# 2014 AM Session 9B pg 55 (Swap duration)

The question states that they think rates are going to rise and they want to hedge it w/ a swap. It then gives 4 swaps and says choose the one that minimizes notional principal. Since we think rates are rising we want to choose the swap w/ the lowest duration (highest negative duration).

The 4 options are 3 year quarterly, 3 year semiannually, 5 year quarterly, and 5 year semiannually.

We can obviously remove the two 3 year swaps, but without being given duration this really confused me. Quarterly payments are going to decrease duration on the fixed rate arm relative to semiannual payments which will increase our swap duration, but the floating rate arms duration would be .125 for quarterly and .25 for semiannually. So you have the scenario where you want to choose the minimum of:

(.125-DQ) and (.25-DS) and you know that DS>DQ so this presents a problem. Then I looked at the answer, and CFA just made a simplifying assumption that the fixed-rate arms duration is 75% of the contract length (which obviously isn’t true) and given this my answer is wrong. So my question is moving forward do we just assume fixed rate arm of the swaps duration is 75% of the length? Schweser doesn’t mention this. CFA mentions that they’ll be assuming that moving forward in examples, but doesn’t say that I’ll need to make this assumption on exam day.

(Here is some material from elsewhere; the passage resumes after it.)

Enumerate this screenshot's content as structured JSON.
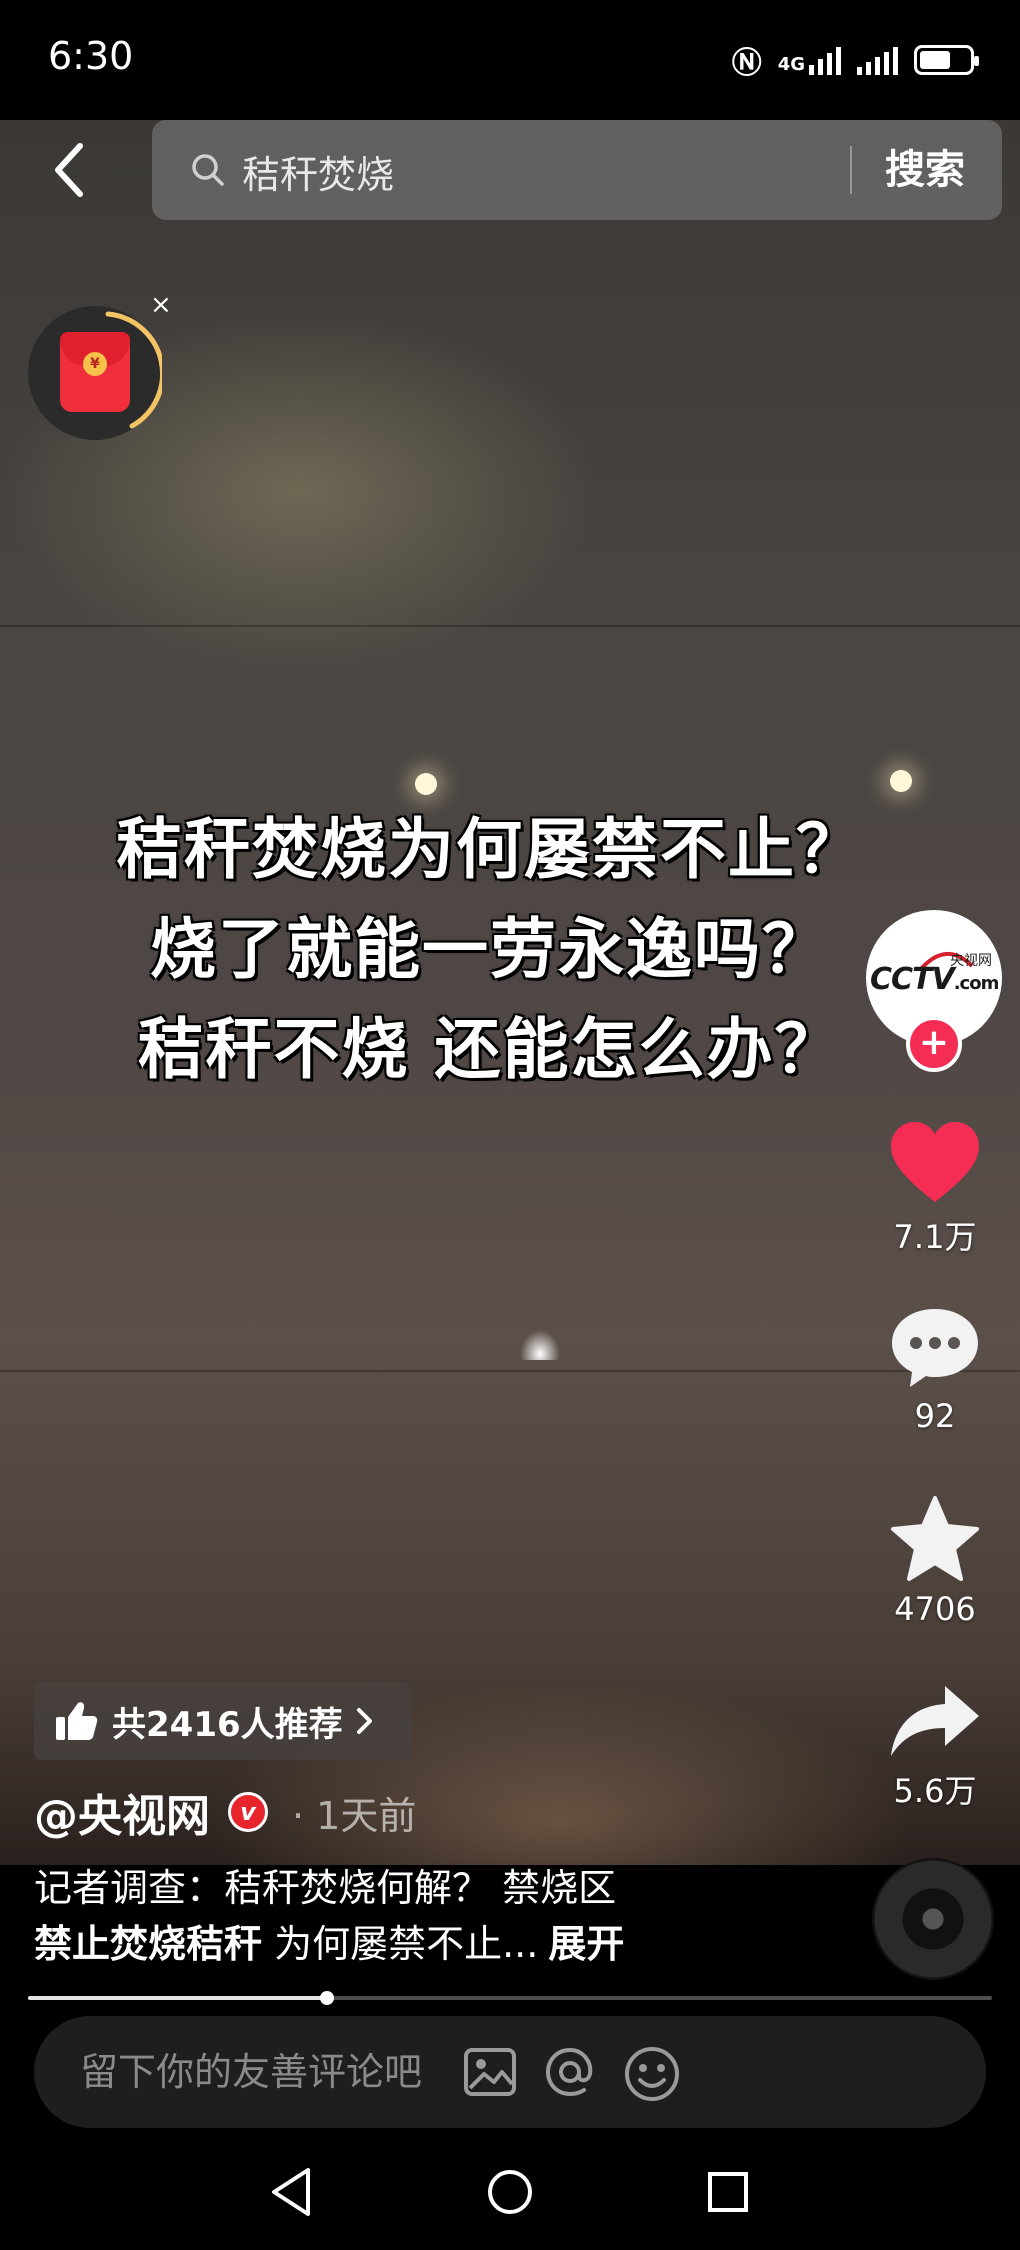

Thanks for any clarification here!

3 year quarterly swap = Duration = 0.75 * 3 - 0.25/2 = 2.25 - .125 = 2.125

For 3 year semi annual => 3 * 0.75 - 0.5 * 2 = 2.00

and so on

Those are the swap durations.

(CFA assumes 0.75 times fixed = fixed side and since floating side resets each term period - it is 1/2 of the floating side duration.)

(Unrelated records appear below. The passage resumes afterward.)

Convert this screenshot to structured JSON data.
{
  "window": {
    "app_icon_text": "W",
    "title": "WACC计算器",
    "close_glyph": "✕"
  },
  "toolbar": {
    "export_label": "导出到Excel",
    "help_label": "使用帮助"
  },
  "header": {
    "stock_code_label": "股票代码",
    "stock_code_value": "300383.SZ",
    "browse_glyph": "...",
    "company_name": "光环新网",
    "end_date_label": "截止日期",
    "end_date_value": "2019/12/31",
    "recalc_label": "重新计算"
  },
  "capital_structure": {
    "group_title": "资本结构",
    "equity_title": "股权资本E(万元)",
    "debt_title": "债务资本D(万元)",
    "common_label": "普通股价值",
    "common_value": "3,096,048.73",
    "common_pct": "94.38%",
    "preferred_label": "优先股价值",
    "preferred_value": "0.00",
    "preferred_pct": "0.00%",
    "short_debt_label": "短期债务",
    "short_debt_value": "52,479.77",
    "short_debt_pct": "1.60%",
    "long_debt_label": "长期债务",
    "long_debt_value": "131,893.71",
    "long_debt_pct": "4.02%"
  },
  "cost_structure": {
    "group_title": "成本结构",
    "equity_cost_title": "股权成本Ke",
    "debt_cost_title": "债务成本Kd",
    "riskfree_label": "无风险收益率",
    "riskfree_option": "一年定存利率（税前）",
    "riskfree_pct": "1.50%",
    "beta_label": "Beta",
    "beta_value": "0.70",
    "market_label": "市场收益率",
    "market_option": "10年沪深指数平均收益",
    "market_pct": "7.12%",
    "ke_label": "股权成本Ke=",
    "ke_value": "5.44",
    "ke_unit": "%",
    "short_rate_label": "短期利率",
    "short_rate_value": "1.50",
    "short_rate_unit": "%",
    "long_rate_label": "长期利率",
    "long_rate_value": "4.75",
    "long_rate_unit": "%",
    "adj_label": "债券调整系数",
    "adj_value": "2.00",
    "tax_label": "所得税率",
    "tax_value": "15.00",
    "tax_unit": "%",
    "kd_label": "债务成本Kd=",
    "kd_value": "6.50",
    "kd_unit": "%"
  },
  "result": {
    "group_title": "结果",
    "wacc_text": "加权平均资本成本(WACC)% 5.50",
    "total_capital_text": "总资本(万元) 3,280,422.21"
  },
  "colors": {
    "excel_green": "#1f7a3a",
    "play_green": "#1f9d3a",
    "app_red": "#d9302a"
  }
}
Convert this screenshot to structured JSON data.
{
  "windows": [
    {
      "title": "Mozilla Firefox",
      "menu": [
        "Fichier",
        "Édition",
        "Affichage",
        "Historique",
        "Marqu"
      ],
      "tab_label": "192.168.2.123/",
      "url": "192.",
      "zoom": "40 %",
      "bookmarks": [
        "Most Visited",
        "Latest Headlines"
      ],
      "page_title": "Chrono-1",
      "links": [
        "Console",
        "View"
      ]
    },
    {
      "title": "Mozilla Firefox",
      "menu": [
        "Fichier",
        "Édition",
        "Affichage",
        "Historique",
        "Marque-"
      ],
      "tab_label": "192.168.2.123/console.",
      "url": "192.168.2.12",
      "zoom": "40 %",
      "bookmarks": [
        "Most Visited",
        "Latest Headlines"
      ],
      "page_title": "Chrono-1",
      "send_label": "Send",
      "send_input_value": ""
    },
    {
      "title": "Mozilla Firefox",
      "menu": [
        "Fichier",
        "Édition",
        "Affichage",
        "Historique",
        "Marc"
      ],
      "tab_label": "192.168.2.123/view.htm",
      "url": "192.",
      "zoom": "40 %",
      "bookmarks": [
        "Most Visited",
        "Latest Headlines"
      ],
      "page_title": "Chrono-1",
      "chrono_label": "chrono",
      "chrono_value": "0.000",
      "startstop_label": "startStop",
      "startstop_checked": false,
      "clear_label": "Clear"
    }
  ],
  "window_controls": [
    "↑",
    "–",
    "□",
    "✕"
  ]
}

and for minimum notional principal = you would want to select the highest duration swap - because a) it will reduce your notional principal.

and b) because you would have to pay that out a fewer number of times (notionally).

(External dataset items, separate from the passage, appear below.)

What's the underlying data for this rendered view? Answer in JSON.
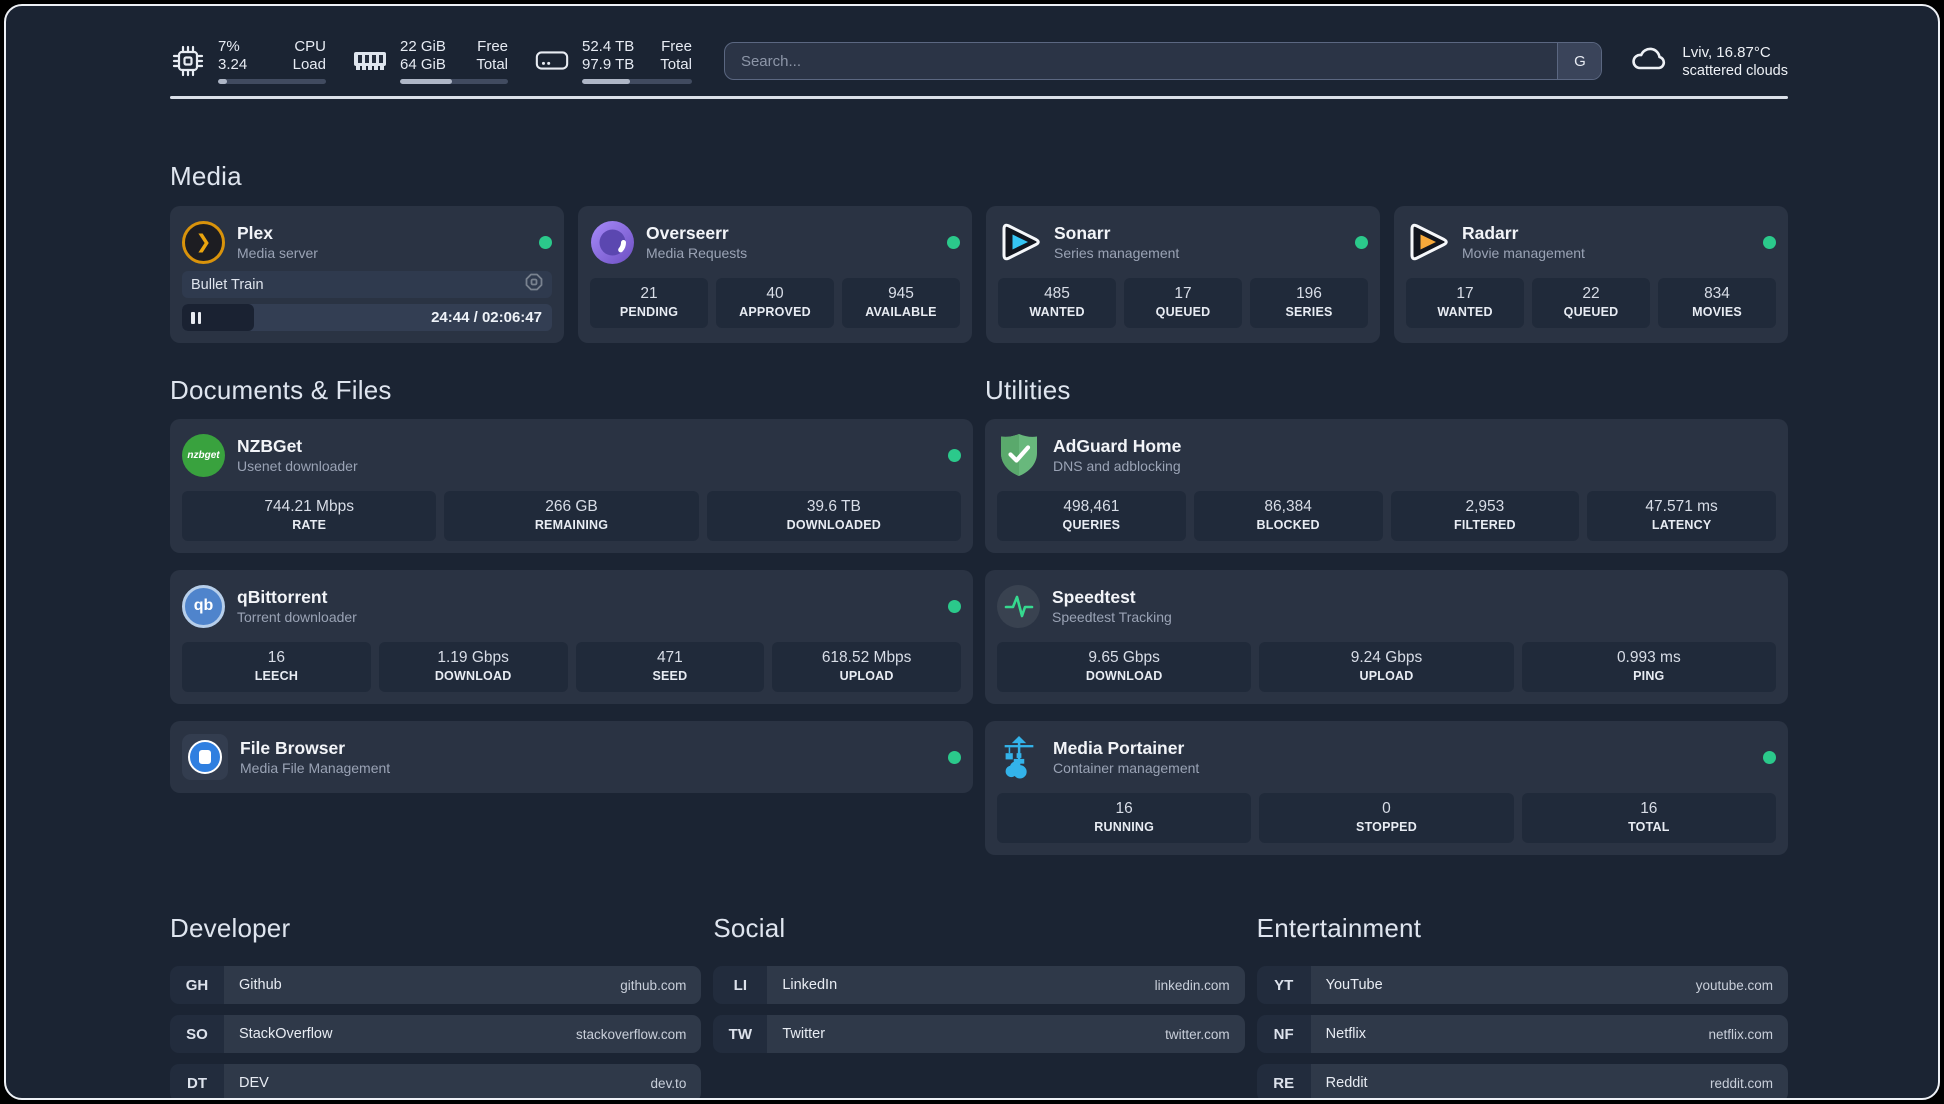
{
  "header": {
    "metrics": [
      {
        "icon": "cpu-icon",
        "left_top": "7%",
        "left_bottom": "3.24",
        "right_top": "CPU",
        "right_bottom": "Load",
        "progress_pct": 8
      },
      {
        "icon": "memory-icon",
        "left_top": "22 GiB",
        "left_bottom": "64 GiB",
        "right_top": "Free",
        "right_bottom": "Total",
        "progress_pct": 48
      },
      {
        "icon": "disk-icon",
        "left_top": "52.4 TB",
        "left_bottom": "97.9 TB",
        "right_top": "Free",
        "right_bottom": "Total",
        "progress_pct": 44
      }
    ],
    "search": {
      "placeholder": "Search...",
      "button": "G"
    },
    "weather": {
      "line1": "Lviv, 16.87°C",
      "line2": "scattered clouds"
    }
  },
  "sections": {
    "media": {
      "title": "Media",
      "plex": {
        "name": "Plex",
        "desc": "Media server",
        "player_title": "Bullet Train",
        "time": "24:44 / 02:06:47",
        "progress_pct": 19.5
      },
      "overseerr": {
        "name": "Overseerr",
        "desc": "Media Requests",
        "stats": [
          {
            "value": "21",
            "label": "PENDING"
          },
          {
            "value": "40",
            "label": "APPROVED"
          },
          {
            "value": "945",
            "label": "AVAILABLE"
          }
        ]
      },
      "sonarr": {
        "name": "Sonarr",
        "desc": "Series management",
        "stats": [
          {
            "value": "485",
            "label": "WANTED"
          },
          {
            "value": "17",
            "label": "QUEUED"
          },
          {
            "value": "196",
            "label": "SERIES"
          }
        ]
      },
      "radarr": {
        "name": "Radarr",
        "desc": "Movie management",
        "stats": [
          {
            "value": "17",
            "label": "WANTED"
          },
          {
            "value": "22",
            "label": "QUEUED"
          },
          {
            "value": "834",
            "label": "MOVIES"
          }
        ]
      }
    },
    "documents": {
      "title": "Documents & Files",
      "nzbget": {
        "name": "NZBGet",
        "desc": "Usenet downloader",
        "icon_label": "nzbget",
        "stats": [
          {
            "value": "744.21 Mbps",
            "label": "RATE"
          },
          {
            "value": "266 GB",
            "label": "REMAINING"
          },
          {
            "value": "39.6 TB",
            "label": "DOWNLOADED"
          }
        ]
      },
      "qbittorrent": {
        "name": "qBittorrent",
        "desc": "Torrent downloader",
        "icon_label": "qb",
        "stats": [
          {
            "value": "16",
            "label": "LEECH"
          },
          {
            "value": "1.19 Gbps",
            "label": "DOWNLOAD"
          },
          {
            "value": "471",
            "label": "SEED"
          },
          {
            "value": "618.52 Mbps",
            "label": "UPLOAD"
          }
        ]
      },
      "filebrowser": {
        "name": "File Browser",
        "desc": "Media File Management"
      }
    },
    "utilities": {
      "title": "Utilities",
      "adguard": {
        "name": "AdGuard Home",
        "desc": "DNS and adblocking",
        "stats": [
          {
            "value": "498,461",
            "label": "QUERIES"
          },
          {
            "value": "86,384",
            "label": "BLOCKED"
          },
          {
            "value": "2,953",
            "label": "FILTERED"
          },
          {
            "value": "47.571 ms",
            "label": "LATENCY"
          }
        ]
      },
      "speedtest": {
        "name": "Speedtest",
        "desc": "Speedtest Tracking",
        "stats": [
          {
            "value": "9.65 Gbps",
            "label": "DOWNLOAD"
          },
          {
            "value": "9.24 Gbps",
            "label": "UPLOAD"
          },
          {
            "value": "0.993 ms",
            "label": "PING"
          }
        ]
      },
      "portainer": {
        "name": "Media Portainer",
        "desc": "Container management",
        "stats": [
          {
            "value": "16",
            "label": "RUNNING"
          },
          {
            "value": "0",
            "label": "STOPPED"
          },
          {
            "value": "16",
            "label": "TOTAL"
          }
        ]
      }
    }
  },
  "bookmarks": {
    "developer": {
      "title": "Developer",
      "items": [
        {
          "abbr": "GH",
          "name": "Github",
          "url": "github.com"
        },
        {
          "abbr": "SO",
          "name": "StackOverflow",
          "url": "stackoverflow.com"
        },
        {
          "abbr": "DT",
          "name": "DEV",
          "url": "dev.to"
        }
      ]
    },
    "social": {
      "title": "Social",
      "items": [
        {
          "abbr": "LI",
          "name": "LinkedIn",
          "url": "linkedin.com"
        },
        {
          "abbr": "TW",
          "name": "Twitter",
          "url": "twitter.com"
        }
      ]
    },
    "entertainment": {
      "title": "Entertainment",
      "items": [
        {
          "abbr": "YT",
          "name": "YouTube",
          "url": "youtube.com"
        },
        {
          "abbr": "NF",
          "name": "Netflix",
          "url": "netflix.com"
        },
        {
          "abbr": "RE",
          "name": "Reddit",
          "url": "reddit.com"
        }
      ]
    }
  },
  "colors": {
    "accent_green": "#2bc98b",
    "background": "#1b2433",
    "card": "#2a3343"
  }
}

Kaplan didn’t mention 0.75 but anything in the CFA book is a fair game. So I would just remember this. However, in the Kaplan video to this exam. Instructor mentioned this is a 3 minutes question so doing calculation will take more than 3 minutes.

So, he suggested to use reasoning like "swap with the highest absolute duration will require the smallest notional principal which is use Canis. Its 5 year term have higher fixed side duration than the 3 year swap. And its shorter quarterly PMT will product the smallest floating rate side. "

0.75 * (maturity) for fixed leg and 0.5 * (frequency) for floating leg.

If the target is to decrease duration you will chose - pay fixed + receiving floating side and from those you should chose the lowest, the maximum of negative swap duration.